Smith maintains that white supremacist ideology is reproduced not because white supremacists think believing it is advantageous to themselves (though it is), but because they’ve wrongly convinced themselves that their racist claims are undeniably true. They think this so-called “truth” necessitates and legitimates action to supposedly “liberate” themselves from perceived minority encroachments.  They think they’re defending the world’s ostensible “natural order,” making them immune to scientific findings that contradict these beliefs. 

Whatever way we judge Smith’s definition of “ideology,” his explanation for the replication of white supremacism fits DeSantis’ anti-woke ideology. It certainly gives DeSantis political advantage with MAGA Republicans’ antidemocratic, oppressive aspirations – a fact that he deploys cunningly. By pairing “woke (whose meaning before the political right’s appropriation of it indicated awareness of racial and social injustices) with “ideology” (which is often used to denigrate any view one disagrees with), DeSantis pulled a political rabbit out of a linguistic hat. Voila! Anything “woke” is bad.  

Using Smith’s definition, the racial and gender (“woke”) topics that DeSantis suppresses aren’t ideological precisely because their purpose is to educate and thereby liberate, not to oppress.    

When DeSantis says education entails learning to “think critically,” he seemingly advocates a liberal educational agenda that encourages questioning all views.
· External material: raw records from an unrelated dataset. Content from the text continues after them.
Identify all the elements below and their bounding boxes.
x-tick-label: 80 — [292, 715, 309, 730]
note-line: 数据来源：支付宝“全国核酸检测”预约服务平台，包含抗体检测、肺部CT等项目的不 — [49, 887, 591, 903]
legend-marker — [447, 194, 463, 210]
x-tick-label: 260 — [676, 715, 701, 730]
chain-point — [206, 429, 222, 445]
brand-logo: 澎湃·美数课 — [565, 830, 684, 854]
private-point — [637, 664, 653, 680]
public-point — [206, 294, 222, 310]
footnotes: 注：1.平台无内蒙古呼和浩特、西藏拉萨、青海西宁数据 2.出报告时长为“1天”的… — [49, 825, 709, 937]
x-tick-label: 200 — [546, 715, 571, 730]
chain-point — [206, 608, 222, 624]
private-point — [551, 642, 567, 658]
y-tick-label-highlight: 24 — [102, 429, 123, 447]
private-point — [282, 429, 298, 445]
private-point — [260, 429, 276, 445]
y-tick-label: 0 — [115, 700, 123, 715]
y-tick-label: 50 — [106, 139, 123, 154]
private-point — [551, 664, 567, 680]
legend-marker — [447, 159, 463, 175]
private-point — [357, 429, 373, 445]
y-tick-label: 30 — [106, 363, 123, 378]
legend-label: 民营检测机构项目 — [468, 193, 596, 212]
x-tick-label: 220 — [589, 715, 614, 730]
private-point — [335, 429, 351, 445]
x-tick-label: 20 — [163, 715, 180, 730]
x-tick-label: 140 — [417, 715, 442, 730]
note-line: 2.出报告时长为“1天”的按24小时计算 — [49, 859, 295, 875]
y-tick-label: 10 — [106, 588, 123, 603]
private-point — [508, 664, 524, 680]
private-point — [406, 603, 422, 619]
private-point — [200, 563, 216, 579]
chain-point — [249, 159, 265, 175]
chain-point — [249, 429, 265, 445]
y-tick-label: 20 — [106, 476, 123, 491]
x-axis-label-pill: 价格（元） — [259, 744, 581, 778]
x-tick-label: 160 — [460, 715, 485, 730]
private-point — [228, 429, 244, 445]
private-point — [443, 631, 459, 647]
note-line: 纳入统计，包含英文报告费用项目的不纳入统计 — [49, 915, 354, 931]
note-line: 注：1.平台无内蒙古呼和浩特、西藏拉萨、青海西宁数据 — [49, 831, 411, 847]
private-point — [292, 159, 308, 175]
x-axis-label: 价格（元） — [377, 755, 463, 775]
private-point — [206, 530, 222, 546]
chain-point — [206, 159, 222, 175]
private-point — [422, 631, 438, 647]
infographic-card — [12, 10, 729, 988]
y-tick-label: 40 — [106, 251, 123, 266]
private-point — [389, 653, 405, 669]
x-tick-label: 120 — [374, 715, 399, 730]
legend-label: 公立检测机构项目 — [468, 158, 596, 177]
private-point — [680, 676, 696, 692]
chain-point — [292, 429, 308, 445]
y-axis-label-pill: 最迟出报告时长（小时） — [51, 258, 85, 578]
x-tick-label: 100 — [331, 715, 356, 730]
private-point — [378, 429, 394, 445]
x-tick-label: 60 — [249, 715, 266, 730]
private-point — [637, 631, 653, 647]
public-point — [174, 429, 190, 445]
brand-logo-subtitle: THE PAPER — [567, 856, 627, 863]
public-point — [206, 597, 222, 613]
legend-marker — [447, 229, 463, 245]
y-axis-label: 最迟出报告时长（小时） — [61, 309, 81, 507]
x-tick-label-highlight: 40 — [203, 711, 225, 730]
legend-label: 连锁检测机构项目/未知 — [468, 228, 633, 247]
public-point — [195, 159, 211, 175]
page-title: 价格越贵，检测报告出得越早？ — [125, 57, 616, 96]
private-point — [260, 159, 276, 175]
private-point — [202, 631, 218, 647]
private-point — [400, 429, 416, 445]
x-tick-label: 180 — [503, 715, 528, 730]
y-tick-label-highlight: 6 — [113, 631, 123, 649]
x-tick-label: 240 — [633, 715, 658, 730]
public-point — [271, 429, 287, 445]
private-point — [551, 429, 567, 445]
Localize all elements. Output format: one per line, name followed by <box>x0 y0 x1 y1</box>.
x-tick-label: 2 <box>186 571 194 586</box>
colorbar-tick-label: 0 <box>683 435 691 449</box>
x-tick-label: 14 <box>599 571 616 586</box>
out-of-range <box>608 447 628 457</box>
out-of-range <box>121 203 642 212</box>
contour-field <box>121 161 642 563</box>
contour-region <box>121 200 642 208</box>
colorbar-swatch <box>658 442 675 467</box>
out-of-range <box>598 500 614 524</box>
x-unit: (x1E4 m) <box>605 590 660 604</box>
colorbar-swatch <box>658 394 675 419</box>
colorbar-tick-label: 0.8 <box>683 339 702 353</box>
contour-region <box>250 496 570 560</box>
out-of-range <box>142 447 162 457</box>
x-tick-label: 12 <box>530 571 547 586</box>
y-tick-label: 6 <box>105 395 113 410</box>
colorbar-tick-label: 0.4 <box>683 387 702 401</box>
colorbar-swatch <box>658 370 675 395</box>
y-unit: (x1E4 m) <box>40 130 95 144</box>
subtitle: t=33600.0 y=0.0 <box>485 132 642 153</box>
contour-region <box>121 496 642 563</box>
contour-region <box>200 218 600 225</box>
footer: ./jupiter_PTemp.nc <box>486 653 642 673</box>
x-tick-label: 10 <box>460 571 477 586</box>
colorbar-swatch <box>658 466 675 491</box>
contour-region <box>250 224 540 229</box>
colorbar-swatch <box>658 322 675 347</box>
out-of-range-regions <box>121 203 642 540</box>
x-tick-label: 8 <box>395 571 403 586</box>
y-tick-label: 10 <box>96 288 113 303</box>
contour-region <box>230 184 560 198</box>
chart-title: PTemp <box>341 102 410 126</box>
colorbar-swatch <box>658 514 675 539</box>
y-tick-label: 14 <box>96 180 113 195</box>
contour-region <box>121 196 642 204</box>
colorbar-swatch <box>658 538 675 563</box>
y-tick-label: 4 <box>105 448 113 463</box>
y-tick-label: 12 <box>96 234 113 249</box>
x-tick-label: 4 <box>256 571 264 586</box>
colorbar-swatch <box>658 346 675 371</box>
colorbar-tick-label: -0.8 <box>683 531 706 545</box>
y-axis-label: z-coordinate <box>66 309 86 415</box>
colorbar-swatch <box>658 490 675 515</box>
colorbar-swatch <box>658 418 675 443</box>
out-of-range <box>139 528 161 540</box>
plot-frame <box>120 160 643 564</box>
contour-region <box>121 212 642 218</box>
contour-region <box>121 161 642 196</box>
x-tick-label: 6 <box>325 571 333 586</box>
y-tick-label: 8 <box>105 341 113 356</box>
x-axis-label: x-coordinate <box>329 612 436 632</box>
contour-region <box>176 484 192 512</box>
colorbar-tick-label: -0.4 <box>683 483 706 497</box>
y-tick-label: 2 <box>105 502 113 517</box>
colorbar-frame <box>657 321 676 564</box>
But DeSantis’ efforts to suppress facts about systemic oppression and ways to combat it – efforts that reflect his participation in “cancel culture” – aren’t conducive to liberty.  

Although DeSantis heralds critical thinking, its achievement requires grounding conditions that encourage free thought, allowing students to engage whatever material interests them with all the questions they can muster.  DeSantis’ moves are antithetical to those conditions. They reflect an ideology that by definition oppresses many and advantages his own political ambitions.  

We mustn’t be fooled by political word tricks that target progressive policies. Because democracy depends on an educated populace, regressive policies that harm our students harm us all, including residents of purple and even blue states.

With DeSantis’ sweeping anti-woke ideology replicating itself in copycat legislation across America, none of us is safe from its authoritarian consequences. If we think otherwise, we play into the hands of America’s proliferating illiberal, anti-woke forces.